Voilà l’adjectif phare qui structure toute la communication gouvernementale de la réforme du système de retraites par répartition : le projet serait « universel ». Répété à loisir, repris en boucle par des journalistes. Hier encore, Edouard Philippe s’en expliquait : « Je dis aux Français qui s’interrogent sur notre projet que notre ambition d’universalité est une ambition de justice ». L’argument est insupportable, car il convoque directement la philosophie des lumières et l’un des fondements de la République française. D’ailleurs, le Premier Ministre n’a pas hésité à convoquer le CNR pour argumenter sa réforme « Nous voulons un pacte entre les générations dans l’esprit du conseil national de la résistance ». Robespierre n’est pas loin.
La nature commune de l’homme appelle à une organisation politique fondée par des idéaux universels de liberté, d’égalité et de fraternité pour combattre les inégalités sociales.
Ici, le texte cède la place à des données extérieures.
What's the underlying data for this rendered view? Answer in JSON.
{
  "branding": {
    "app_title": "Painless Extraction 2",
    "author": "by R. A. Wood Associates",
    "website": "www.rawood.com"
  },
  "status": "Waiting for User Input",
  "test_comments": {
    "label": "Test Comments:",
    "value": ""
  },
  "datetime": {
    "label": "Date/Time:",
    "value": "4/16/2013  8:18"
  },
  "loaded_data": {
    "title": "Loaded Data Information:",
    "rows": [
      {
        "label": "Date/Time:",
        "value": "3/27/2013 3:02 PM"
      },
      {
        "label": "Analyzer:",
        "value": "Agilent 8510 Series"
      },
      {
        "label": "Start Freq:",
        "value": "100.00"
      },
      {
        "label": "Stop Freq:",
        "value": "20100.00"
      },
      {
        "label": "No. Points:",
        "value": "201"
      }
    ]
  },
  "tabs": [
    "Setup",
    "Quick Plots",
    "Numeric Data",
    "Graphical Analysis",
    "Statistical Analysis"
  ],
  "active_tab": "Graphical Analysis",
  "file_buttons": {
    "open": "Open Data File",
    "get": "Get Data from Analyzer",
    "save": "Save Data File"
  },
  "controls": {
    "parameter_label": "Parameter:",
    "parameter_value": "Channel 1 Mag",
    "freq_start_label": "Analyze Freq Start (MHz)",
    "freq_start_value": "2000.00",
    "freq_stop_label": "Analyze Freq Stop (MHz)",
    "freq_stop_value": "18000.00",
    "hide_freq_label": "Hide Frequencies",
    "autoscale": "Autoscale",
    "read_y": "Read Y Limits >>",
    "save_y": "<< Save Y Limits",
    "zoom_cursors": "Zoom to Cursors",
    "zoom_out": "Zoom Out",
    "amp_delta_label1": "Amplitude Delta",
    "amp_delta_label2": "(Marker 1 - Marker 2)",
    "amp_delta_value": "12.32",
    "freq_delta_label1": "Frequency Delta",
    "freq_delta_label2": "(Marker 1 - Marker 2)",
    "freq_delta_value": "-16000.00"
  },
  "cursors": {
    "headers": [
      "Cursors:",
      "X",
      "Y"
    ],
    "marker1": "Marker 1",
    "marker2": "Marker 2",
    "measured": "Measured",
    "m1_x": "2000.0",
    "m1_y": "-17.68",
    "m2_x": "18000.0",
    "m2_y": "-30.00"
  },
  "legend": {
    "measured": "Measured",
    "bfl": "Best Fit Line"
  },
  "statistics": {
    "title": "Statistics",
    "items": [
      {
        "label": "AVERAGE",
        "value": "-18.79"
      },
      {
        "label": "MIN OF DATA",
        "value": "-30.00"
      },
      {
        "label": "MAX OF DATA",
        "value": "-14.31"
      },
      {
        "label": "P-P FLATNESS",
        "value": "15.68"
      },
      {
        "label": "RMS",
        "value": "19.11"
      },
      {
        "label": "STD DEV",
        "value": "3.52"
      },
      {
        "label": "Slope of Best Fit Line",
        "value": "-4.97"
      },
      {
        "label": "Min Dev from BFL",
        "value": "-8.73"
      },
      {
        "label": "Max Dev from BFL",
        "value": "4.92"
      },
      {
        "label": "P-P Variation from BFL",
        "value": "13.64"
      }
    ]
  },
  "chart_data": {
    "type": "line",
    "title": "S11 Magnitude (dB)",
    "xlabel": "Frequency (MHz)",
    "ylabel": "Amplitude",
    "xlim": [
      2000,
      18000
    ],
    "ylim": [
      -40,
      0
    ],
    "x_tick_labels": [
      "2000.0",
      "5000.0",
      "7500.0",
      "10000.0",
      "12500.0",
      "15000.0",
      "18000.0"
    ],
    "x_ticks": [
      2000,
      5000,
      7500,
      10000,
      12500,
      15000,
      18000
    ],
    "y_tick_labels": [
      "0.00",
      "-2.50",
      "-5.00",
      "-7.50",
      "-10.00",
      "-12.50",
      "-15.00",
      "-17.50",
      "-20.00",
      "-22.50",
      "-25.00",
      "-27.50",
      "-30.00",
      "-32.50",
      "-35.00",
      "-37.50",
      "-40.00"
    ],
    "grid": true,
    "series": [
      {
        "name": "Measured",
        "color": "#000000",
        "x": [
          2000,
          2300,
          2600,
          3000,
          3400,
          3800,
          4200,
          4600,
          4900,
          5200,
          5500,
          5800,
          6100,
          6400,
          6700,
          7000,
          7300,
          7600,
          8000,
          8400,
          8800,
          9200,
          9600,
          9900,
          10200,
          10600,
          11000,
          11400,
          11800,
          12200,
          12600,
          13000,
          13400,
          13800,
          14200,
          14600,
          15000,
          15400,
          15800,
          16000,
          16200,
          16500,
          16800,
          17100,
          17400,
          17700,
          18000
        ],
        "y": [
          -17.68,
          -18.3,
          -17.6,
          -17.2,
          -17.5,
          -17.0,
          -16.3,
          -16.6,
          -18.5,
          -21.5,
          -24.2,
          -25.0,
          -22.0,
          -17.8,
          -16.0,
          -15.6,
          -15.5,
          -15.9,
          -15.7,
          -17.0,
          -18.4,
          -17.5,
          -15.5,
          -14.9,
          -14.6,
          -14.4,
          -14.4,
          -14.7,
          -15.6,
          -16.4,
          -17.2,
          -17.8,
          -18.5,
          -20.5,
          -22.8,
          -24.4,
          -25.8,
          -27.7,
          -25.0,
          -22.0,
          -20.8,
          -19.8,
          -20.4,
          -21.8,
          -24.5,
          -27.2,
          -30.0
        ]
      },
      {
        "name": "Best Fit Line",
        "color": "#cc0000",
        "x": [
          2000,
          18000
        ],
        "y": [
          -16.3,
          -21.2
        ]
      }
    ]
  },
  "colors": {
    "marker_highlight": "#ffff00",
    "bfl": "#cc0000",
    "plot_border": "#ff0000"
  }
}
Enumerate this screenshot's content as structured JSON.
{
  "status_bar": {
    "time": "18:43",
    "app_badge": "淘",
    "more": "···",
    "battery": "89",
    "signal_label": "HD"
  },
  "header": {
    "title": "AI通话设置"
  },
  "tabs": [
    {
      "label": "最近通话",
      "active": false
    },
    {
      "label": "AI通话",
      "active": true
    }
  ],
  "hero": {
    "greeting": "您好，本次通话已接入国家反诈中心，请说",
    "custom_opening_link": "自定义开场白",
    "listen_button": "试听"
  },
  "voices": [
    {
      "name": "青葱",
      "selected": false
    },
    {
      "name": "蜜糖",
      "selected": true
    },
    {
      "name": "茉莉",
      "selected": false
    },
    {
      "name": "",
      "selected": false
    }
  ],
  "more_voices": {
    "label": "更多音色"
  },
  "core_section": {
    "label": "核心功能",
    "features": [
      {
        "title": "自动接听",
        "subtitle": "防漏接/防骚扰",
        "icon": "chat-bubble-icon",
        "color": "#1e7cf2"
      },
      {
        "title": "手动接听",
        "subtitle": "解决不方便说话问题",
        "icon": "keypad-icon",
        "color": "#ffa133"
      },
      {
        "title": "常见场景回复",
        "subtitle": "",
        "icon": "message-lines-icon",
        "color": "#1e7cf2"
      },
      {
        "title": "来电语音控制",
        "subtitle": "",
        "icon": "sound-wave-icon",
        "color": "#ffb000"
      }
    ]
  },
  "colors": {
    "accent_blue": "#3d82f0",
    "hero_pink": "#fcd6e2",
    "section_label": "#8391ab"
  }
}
Dit autrement, ce sont bien les idéaux, le projet politique, qui est universel, non les outils qui lui sont nécessaires pour le réaliser. Car pour lutter contre les inégalités, il faut, par définition, des moyens différents pour retrouver une égalité entre les citoyens.
En créant une modalité « unique » pour tous les travailleurs, le gouvernement combat l’universalisme, le projet politique républicain. Car un mécanisme purement commun à toutes et tous – le point retraite – revient à supprimer la prise en compte de carrières, de salaires et de métiers fortement différents. Les régimes spécifiques existants aujourd’hui permettent notamment à des salariés qui se sont usés au travail de bénéficier d’une retraite digne, avec devant eux assez d’années en bonne santé pour en profiter. Des situations qui mériteraient donc d’être étendues à d’autres salariés, notamment dans le privé, compte tenu des conditions de travail actuelles. La réforme ne combat donc pas les inégalités, elle les amplifie et les prolonge à la retraite.
Il s’agit d’un élément de langage, certes, mais qui n’est pas qu’une simple stratégie de communication destinée à faire passer la pilule. La volonté d’unifier les régimes a principalement pour objet de détourner l’attention du dessin principal : transformer le mécanisme de retraites basées sur les salaires à la valeur d’un point. Une retraite est un salaire différé : je cotise aujourd’hui pour continuer à toucher un salaire demain. Il est donc l’objet d’un conflit entre le fruit du travail et la rémunération des actionnaires. Ce qui n’est pas cotisé aujourd’hui permet de verser des dividendes. Avec les points, c’est la fin du salaire différé. Sa valeur ne sera plus fixée selon votre carrière mais en fonction d’une valeur dont le calcul dépendra de la situation économique. Comprendre par là : de l’état des marchés boursiers.
Au-delà du caractère scandaleux des références à l’universalisme politique, ne nous laissons pas berner par les leurres lancés par la bourgeoisie. Il n’existe en réalité que dix « régimes spéciaux » qui représentent bien peu de salariés de ce pays. La liste est officielle, il s’agit d’un décret de 2014. Les cheminots, les gaziers, les électriciens. Les autres ? L’Opéra national de Paris, la Comédie-Française ou encore le Port autonome de Strasbourg ! 1,4% de la population active. Quelle affaire.
Les 42 mentionnés par le rapport Delevoye comprennent en réalité le système général (sic !) tous les régimes de retraite en vigueur y compris des systèmes complémentaires par capitalisation (resic !) ou même par points (AGIRC-ARRCO).
C’est une poudre aux yeux qui n’a qu’une vocation : faire passer la destruction des acquis sociaux pour un projet « équitable ».